Targeting Cancer's "Sweet Tooth"
Triple-negative breast cancer presents unique treatment challenges because it lacks three common therapeutic targets: estrogen, progesterone, and HER2 receptors. This absence of typical targets has forced researchers to think creatively about treatment approaches. Tanner's team discovered that while TNBC cells may not express usual drug targets, they consistently overexpress glucose transporters.
"It doesn't have any of the usual targets we've developed therapies for. That means we really had to think creatively about how to treat it," Tanner explained. "One thing that is consistent across all of the patients (with triple-negative breast cancer) is that they overexpress glucose transporters to bring more sugars to the cells. Essentially, it has a sweet tooth. So, how can we get it to take its medicine? We wrap it in sugar."
Novel Drug Delivery Mechanism
The researchers' approach involves coating nanoparticle cancer treatments with sugar, essentially "tricking" cancer cells into uptaking the therapeutic payload.

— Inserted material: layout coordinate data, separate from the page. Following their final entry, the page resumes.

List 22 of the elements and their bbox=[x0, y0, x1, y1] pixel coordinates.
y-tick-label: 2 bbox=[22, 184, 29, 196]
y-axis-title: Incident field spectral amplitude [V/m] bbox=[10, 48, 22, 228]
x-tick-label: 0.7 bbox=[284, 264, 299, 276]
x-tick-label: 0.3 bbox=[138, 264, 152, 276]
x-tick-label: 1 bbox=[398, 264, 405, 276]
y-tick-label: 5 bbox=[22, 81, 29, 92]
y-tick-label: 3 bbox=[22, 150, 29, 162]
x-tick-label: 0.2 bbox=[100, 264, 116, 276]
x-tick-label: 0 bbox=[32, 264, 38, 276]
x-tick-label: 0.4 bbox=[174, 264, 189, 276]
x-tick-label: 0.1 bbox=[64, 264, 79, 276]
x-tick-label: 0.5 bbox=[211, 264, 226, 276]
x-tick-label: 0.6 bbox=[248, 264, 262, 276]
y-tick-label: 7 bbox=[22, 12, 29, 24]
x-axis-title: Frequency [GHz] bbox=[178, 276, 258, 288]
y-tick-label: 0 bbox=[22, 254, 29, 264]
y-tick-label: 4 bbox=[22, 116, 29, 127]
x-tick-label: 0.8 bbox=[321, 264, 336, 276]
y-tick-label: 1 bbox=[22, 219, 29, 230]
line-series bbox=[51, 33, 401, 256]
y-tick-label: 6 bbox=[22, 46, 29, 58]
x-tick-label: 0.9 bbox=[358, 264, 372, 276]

When these sugar-coated therapies enter the bloodstream, they can "hitch a ride" on red and white blood cells, traveling through the body until they become trapped by the cancer's glucose transporters.
"Because triple-negative breast cancer cells overexpress GLUT-transporters, there is more of an affinity between the nanoparticles and those cells," noted Ole Miss junior Mira Patel, co-author of the study. "This method could provide something that will change the way we treat this cancer in the future, and in a way that won't affect our regular, healthy cells."
The selective targeting mechanism could potentially reduce the severe side effects typically associated with chemotherapy by focusing drug delivery on cancer cells while sparing healthy tissue.
Addressing a Critical Health Disparity
The research holds particular significance for Mississippi, which shows higher-than-average rates of triple-negative breast cancer. According to a 2024 study from the University of Mississippi Medical Center, 37% of breast cancer patients treated there between 2016 and 2023 had triple-negative breast cancer, more than double the national norm.
Triple-negative breast cancer disproportionately affects young women, especially African American women, making it an urgent priority for new treatment strategies. The aggressive nature of this cancer, combined with its resistance to several common therapies, results in higher fatality rates compared to other breast cancer subtypes.
Broader Therapeutic Potential
The sugar-coating strategy may extend beyond triple-negative breast cancer to other diseases that overexpress glucose transporters. "We haven't tested the technology on those other diseases yet, but there's a good reason to believe that a similar strategy might work," Tanner said. "That is exciting news for diseases like colon cancer, brain cancer, and fatty liver disease, which also have high levels of glucose transporters."
Patient Perspective and Future Implications
Triple-negative breast cancer survivor Tracy Gallagher expressed enthusiasm about the potential development, noting the significant impact current treatments have on patients' quality of life. "Stage one, two, or three, you still get chemo," Gallagher observed. "And so to think that we would have a therapy that wouldn't make you as sick as the red devil, which everybody normally has to have, is exciting. A lot of times, triple-negative affects young families, young mothers, and so it affects your whole life."
The researchers acknowledge that further evaluation of the delivery mechanism under disease conditions is necessary before clinical implementation. However, the proof-of-principle findings represent a promising step toward more targeted and potentially less toxic cancer treatments, particularly relevant for Mississippi's patient population given the state's elevated rates of triple-negative breast cancer.